What many find more troubling is that Prime Minister Oli gave his consent for the book. Officials at the education ministry’s curriculum development centre, which published the book, said that the decision to come out with this reference book was taken on 3 July.

Keshab Dahal, the director general of the centre, was quoted as saying that the book was ready in three months and minister Pokharel was closely involved in the process of drafting the book.

The Prime Minister and other ministers then gave their consent, Dahal added.

Nepal’s former ambassador to India Deep Kumar Upadhyay said the book, especially the preface written by Pokarel, sends out a “hugely negative signal” to India.

Upadhyay regretted that instead of trying to create an environment for dialogue, the government is engaged in publishing a book which barely serves any purpose. “Both countries should try to find an amicable solution to the problem in hand, and the book by the Nepal government is definitely not the way to go about it,” he added.

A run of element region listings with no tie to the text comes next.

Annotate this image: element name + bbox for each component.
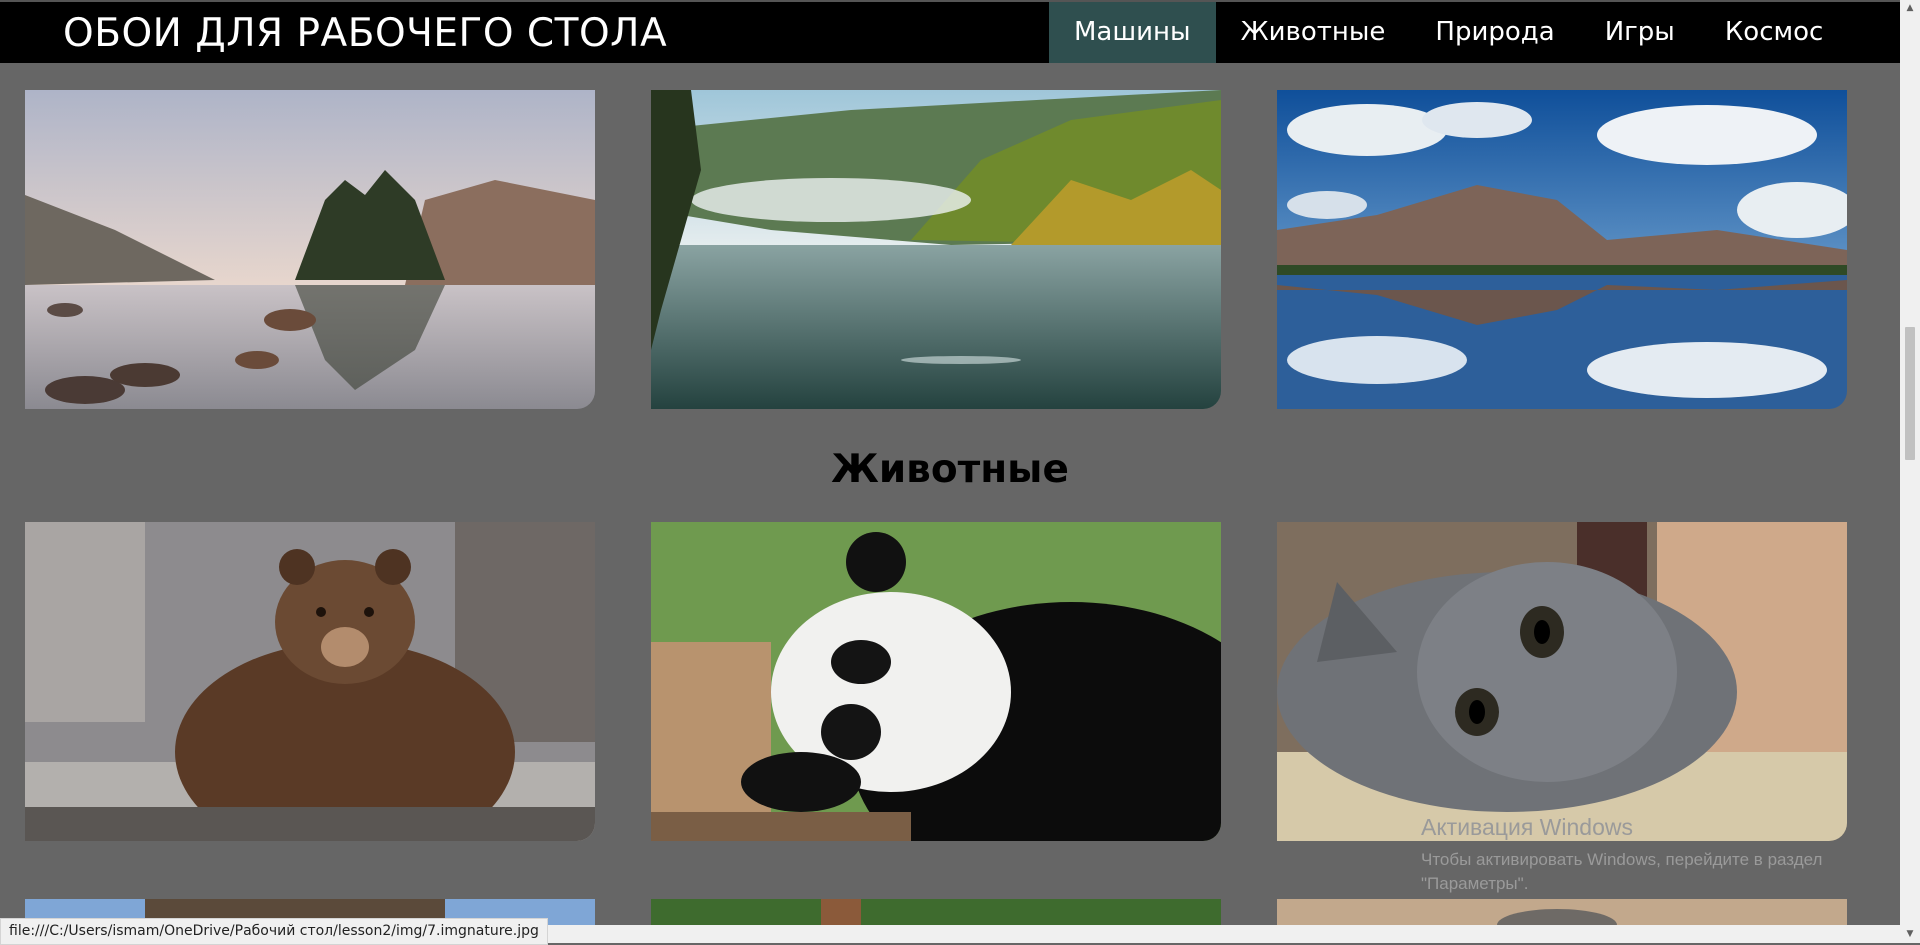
- site-header: ОБОИ ДЛЯ РАБОЧЕГО СТОЛА Машины Животные …: [0, 0, 1900, 63]
- wallpaper-panda[interactable]: [651, 522, 1221, 841]
- misty-lake-image: [651, 90, 1221, 409]
- status-url: file:///C:/Users/ismam/OneDrive/Рабочий …: [0, 918, 548, 945]
- row3-right-image: [1277, 899, 1847, 925]
- wallpaper-mountain-reflection[interactable]: [1277, 90, 1847, 409]
- panda-image: [651, 522, 1221, 841]
- nav-item-space[interactable]: Космос: [1700, 2, 1848, 63]
- main-nav: Машины Животные Природа Игры Космос: [1049, 2, 1848, 63]
- vertical-scrollbar[interactable]: ▲ ▼: [1900, 0, 1920, 943]
- scroll-down-icon[interactable]: ▼: [1900, 926, 1920, 943]
- nav-item-nature[interactable]: Природа: [1410, 2, 1579, 63]
- wallpaper-row3-right[interactable]: [1277, 899, 1847, 925]
- windows-activation-title: Активация Windows: [1421, 814, 1633, 840]
- wallpaper-lake-forest-island[interactable]: [25, 90, 595, 409]
- site-title: ОБОИ ДЛЯ РАБОЧЕГО СТОЛА: [63, 11, 668, 56]
- scrollbar-thumb[interactable]: [1905, 327, 1915, 460]
- windows-activation-subtitle: Чтобы активировать Windows, перейдите в …: [1421, 850, 1823, 893]
- nav-item-games[interactable]: Игры: [1580, 2, 1700, 63]
- wallpaper-brown-bear[interactable]: [25, 522, 595, 841]
- mountain-reflection-image: [1277, 90, 1847, 409]
- gray-cat-image: [1277, 522, 1847, 841]
- section-heading-animals: Животные: [831, 447, 1069, 492]
- lake-forest-image: [25, 90, 595, 409]
- wallpaper-misty-lake[interactable]: [651, 90, 1221, 409]
- nav-item-animals[interactable]: Животные: [1216, 2, 1411, 63]
- brown-bear-image: [25, 522, 595, 841]
- scroll-up-icon[interactable]: ▲: [1900, 0, 1920, 17]
- row3-middle-image: [651, 899, 1221, 925]
- wallpaper-gray-cat[interactable]: [1277, 522, 1847, 841]
- nav-item-cars[interactable]: Машины: [1049, 2, 1216, 63]
- wallpaper-row3-middle[interactable]: [651, 899, 1221, 925]
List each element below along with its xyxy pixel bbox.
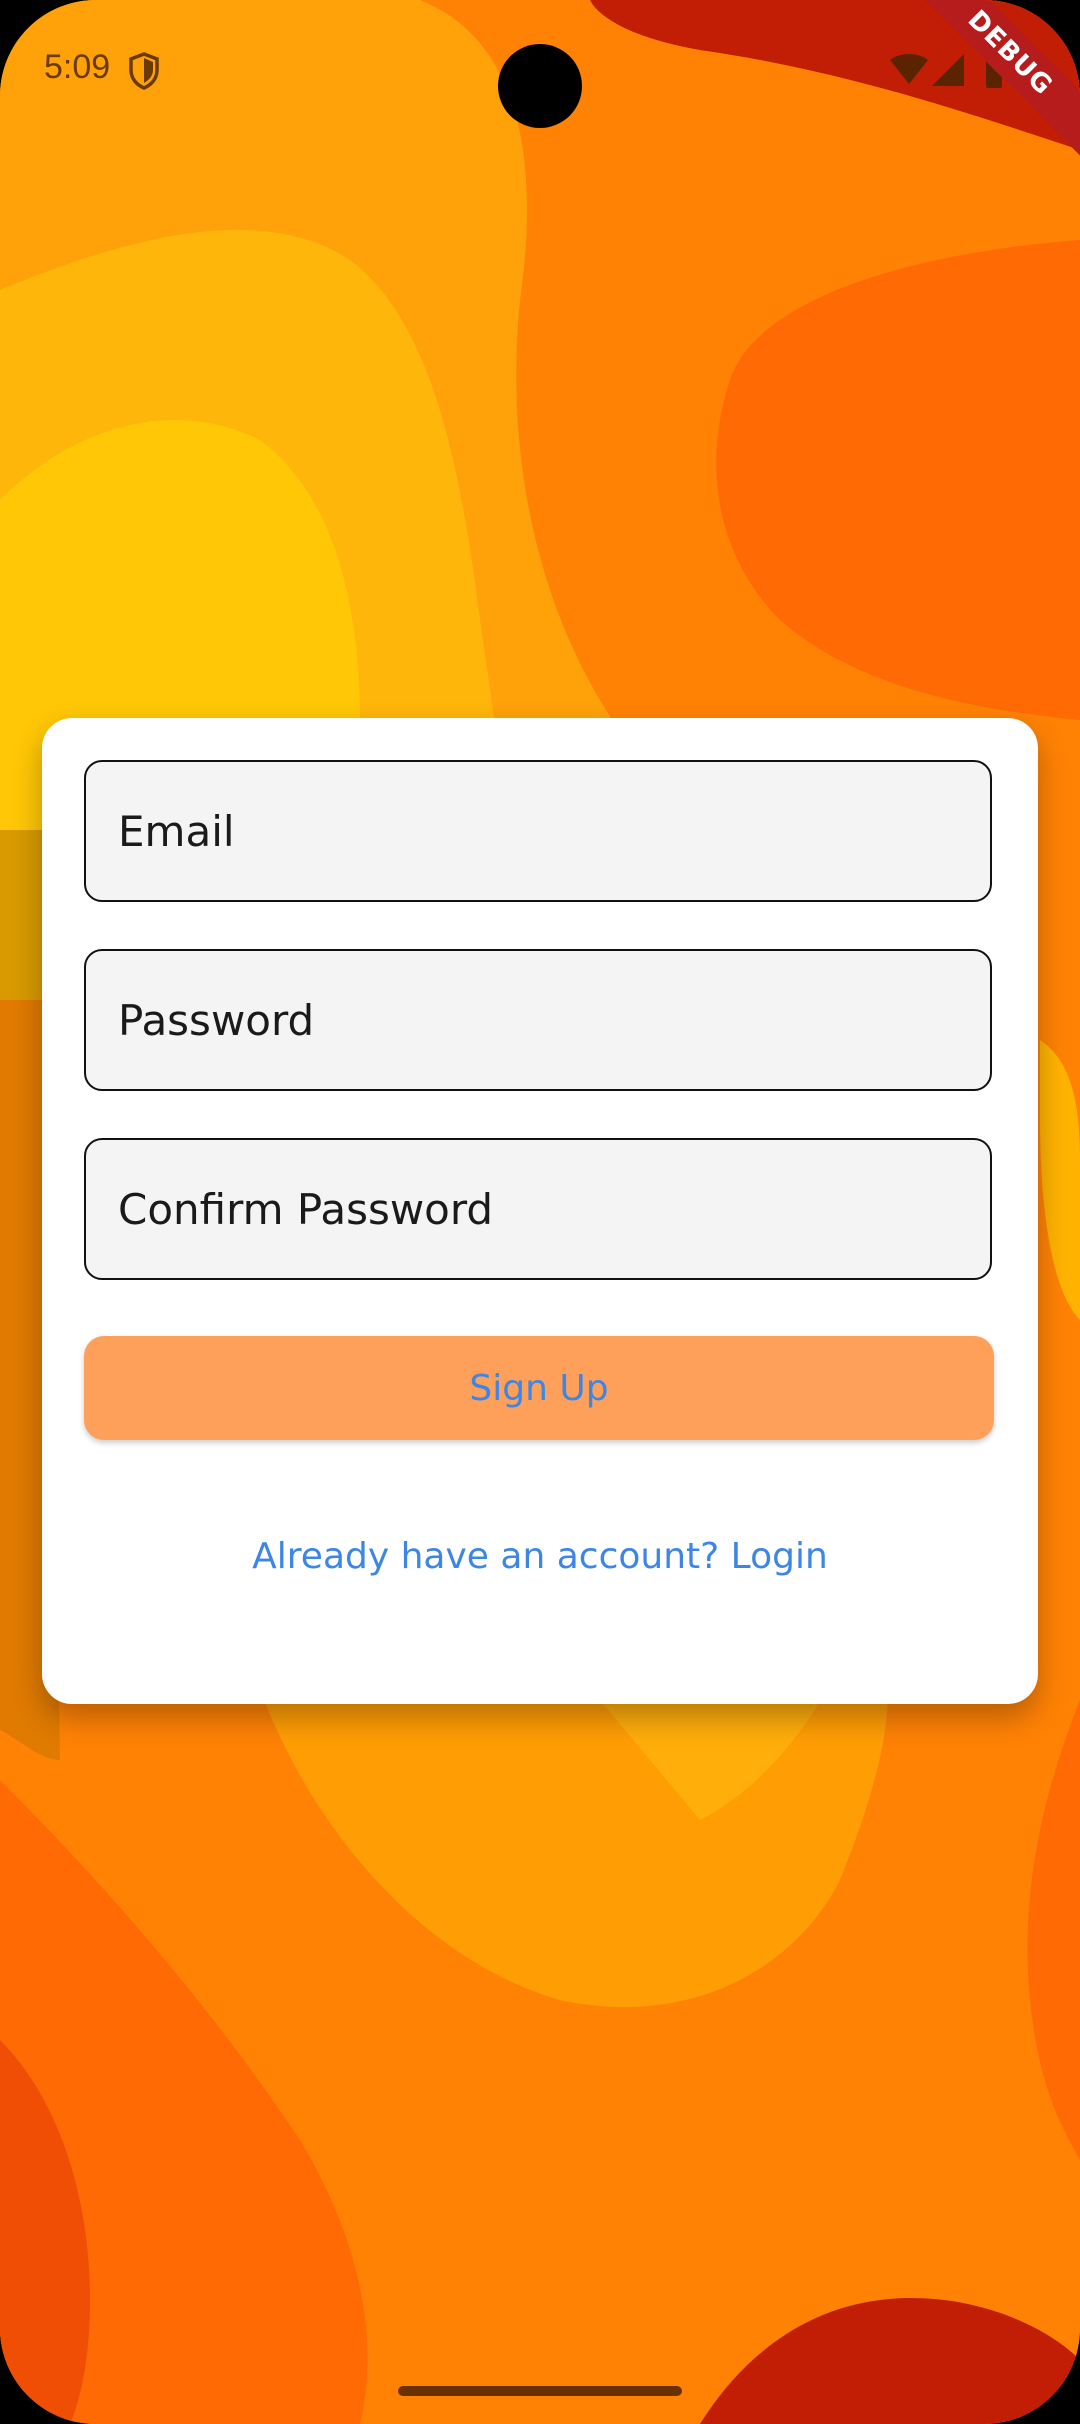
password-input[interactable] (86, 951, 990, 1089)
confirm-password-input[interactable] (86, 1140, 990, 1278)
email-input[interactable] (86, 762, 990, 900)
password-field[interactable] (84, 949, 992, 1091)
signup-button[interactable]: Sign Up (84, 1336, 994, 1440)
wifi-icon (890, 54, 928, 84)
confirm-password-field[interactable] (84, 1138, 992, 1280)
login-link[interactable]: Already have an account? Login (42, 1536, 1038, 1577)
signup-card: Sign Up Already have an account? Login (42, 718, 1038, 1704)
email-field[interactable] (84, 760, 992, 902)
phone-screen: 5:09 DEBUG Sign Up Already have an accou… (0, 0, 1080, 2424)
front-camera (498, 44, 582, 128)
signal-icon (932, 54, 964, 86)
home-indicator[interactable] (398, 2386, 682, 2396)
shield-icon (129, 52, 159, 90)
status-time: 5:09 (44, 48, 111, 86)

Many academics, diplomats and foreign relations experts have demanded that the book be withdrawn. “This book will become a major irritant in ties with India and should be withdrawn before it does any further damage to bilateral ties,” said Upadhayay.

But there are no chances of its withdrawal. Because it serves the purpose for which it was written: to create a divide between the people of the two countries who are closely bound by ties of religion and culture.

If Nepal’s future generations harbour hatred for India, they will be much more amenable to closer ties with China. And Beijing will find it much easier to make Nepal its client state.